Upon the issues submitted to them, a jury found that David Miller made his entry contrary to law, as charged in the petition, and under such entry obtained his grant; that Manney at the time of receiving a deed of conveyance for the land had no notice, and was ignorant of anything unlawful or irregular in Miller's entry or grant; that he purchased of Miller for a full and valuable consideration, which he paid; that Manney and those under whom he claimed had not been in possession (377) twenty-one years, but that Manney had been in the uninterrupted adverse possession of the land for seven years and more, before the filing of the petition; that the title of the petitioner did not extend to all the land covered by Miller's grant, but to part thereof, including all of Miller's grant which Manney claimed.
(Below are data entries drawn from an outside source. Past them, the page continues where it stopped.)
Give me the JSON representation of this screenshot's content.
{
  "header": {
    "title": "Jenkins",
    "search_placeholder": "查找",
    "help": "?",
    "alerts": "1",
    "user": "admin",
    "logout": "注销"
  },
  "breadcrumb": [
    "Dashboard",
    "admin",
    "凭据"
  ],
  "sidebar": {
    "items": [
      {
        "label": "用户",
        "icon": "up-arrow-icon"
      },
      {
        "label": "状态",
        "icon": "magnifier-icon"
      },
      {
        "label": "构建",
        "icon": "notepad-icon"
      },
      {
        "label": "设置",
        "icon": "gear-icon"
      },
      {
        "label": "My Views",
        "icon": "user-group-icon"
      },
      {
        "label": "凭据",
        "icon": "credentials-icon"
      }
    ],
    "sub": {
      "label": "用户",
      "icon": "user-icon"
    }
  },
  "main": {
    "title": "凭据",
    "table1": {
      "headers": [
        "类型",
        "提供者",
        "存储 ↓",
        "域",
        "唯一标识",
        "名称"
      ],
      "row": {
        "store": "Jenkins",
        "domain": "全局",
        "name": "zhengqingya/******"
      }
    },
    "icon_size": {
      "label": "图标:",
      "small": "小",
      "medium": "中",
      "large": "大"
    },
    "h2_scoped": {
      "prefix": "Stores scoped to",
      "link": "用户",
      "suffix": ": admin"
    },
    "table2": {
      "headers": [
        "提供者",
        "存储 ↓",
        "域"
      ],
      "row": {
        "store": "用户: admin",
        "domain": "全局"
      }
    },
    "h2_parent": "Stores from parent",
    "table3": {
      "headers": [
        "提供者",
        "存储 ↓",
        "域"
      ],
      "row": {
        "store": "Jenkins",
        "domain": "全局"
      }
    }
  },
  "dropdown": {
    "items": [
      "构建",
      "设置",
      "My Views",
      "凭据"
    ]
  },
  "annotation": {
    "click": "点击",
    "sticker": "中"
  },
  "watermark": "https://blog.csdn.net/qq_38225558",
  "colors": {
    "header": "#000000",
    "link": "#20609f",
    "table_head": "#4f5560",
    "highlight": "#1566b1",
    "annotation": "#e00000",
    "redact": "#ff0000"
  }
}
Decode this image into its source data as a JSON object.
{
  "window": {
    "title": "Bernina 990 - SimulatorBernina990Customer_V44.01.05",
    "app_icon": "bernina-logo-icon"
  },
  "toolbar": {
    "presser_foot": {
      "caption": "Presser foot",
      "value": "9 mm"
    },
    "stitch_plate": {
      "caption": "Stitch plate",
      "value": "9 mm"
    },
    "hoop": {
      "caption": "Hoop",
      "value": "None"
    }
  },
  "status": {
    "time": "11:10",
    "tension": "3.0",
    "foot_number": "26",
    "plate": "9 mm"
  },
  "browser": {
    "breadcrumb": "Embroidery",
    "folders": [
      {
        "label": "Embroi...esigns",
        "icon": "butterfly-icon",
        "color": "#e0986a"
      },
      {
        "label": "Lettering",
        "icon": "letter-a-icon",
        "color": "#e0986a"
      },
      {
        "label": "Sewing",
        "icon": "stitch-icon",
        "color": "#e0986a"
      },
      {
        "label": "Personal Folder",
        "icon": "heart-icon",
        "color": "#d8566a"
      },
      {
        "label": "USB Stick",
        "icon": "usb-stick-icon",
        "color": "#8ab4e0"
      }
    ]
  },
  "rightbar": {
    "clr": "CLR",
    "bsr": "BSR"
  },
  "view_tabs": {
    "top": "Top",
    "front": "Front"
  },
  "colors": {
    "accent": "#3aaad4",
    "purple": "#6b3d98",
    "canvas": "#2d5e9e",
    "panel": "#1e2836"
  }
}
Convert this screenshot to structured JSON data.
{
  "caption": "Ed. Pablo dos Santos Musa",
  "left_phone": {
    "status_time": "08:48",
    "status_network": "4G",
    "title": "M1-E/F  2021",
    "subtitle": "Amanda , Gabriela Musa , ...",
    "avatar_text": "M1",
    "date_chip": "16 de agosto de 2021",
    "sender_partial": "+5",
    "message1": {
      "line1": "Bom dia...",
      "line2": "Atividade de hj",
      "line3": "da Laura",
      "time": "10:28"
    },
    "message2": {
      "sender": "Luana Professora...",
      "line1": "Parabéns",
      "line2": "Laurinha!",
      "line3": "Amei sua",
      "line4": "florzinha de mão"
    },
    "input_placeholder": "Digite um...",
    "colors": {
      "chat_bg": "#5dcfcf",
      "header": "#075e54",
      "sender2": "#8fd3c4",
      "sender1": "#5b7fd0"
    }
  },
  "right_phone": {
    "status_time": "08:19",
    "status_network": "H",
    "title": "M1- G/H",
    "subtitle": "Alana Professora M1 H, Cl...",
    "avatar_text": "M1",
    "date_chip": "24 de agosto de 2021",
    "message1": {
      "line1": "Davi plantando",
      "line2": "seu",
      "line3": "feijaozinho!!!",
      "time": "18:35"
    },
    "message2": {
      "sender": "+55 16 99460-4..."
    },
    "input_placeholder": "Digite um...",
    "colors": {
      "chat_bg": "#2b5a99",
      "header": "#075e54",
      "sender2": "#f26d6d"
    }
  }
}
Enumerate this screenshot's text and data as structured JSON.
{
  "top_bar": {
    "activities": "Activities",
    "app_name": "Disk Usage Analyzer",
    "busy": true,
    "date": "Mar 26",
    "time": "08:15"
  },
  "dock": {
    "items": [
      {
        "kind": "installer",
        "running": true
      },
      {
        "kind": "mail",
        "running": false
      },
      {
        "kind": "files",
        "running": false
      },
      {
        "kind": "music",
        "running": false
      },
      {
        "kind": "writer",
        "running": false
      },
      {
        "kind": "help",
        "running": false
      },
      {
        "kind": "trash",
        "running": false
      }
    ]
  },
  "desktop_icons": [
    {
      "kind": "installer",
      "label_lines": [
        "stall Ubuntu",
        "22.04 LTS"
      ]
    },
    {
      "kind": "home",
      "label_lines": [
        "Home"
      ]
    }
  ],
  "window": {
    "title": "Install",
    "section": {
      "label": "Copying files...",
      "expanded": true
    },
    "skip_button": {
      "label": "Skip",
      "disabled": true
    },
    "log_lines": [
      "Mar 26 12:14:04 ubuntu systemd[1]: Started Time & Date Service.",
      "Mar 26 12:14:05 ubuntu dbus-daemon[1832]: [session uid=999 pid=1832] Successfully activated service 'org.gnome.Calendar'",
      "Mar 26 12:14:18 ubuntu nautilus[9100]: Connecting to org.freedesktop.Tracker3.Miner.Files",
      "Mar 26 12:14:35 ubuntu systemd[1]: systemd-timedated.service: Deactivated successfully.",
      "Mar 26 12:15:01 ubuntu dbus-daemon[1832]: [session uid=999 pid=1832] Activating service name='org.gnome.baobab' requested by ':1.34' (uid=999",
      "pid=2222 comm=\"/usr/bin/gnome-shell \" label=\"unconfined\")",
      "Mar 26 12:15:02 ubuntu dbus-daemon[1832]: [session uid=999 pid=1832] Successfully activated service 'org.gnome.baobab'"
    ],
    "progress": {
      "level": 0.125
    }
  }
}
Upon this finding the court ordered the case to be transmitted to this Court for its decision. We have carefully examined the act of 1798, establishing a Court of Patents, in the hope we might be able to satisfy ourselves that we are at liberty to determine this case upon principles of equity; but the result is that we find it impossible to do so without a departure from the obvious meaning of the Legislature. The present proceedings are under that act, and besides the generality of the expressions used, the scire facias is directed to be awarded against the grantee, or patentee, the owner, orperson claiming under such grant; and the act in substance declares that if any grant shall appear upon verdict, or demurrer, to have been made againstlaw, the court shall vacate it. For us, then, to hold that the act did not extend to the case of an innocent purchaser would be like adding a saving to the act of limitations. The Legislature, in its enumeration of cases, has mentioned precisely that in which the defendant is placed, viz., a person claiming under the grant; and there is nothing from which it can be collected that he was to be more favored than a purchaser with notice. This act, in its operation, must be construed like the act declaring gaming bonds void, by which, as the Legislature has made no savings, all gaming bonds, into whatever hands they may come, are absolutely void.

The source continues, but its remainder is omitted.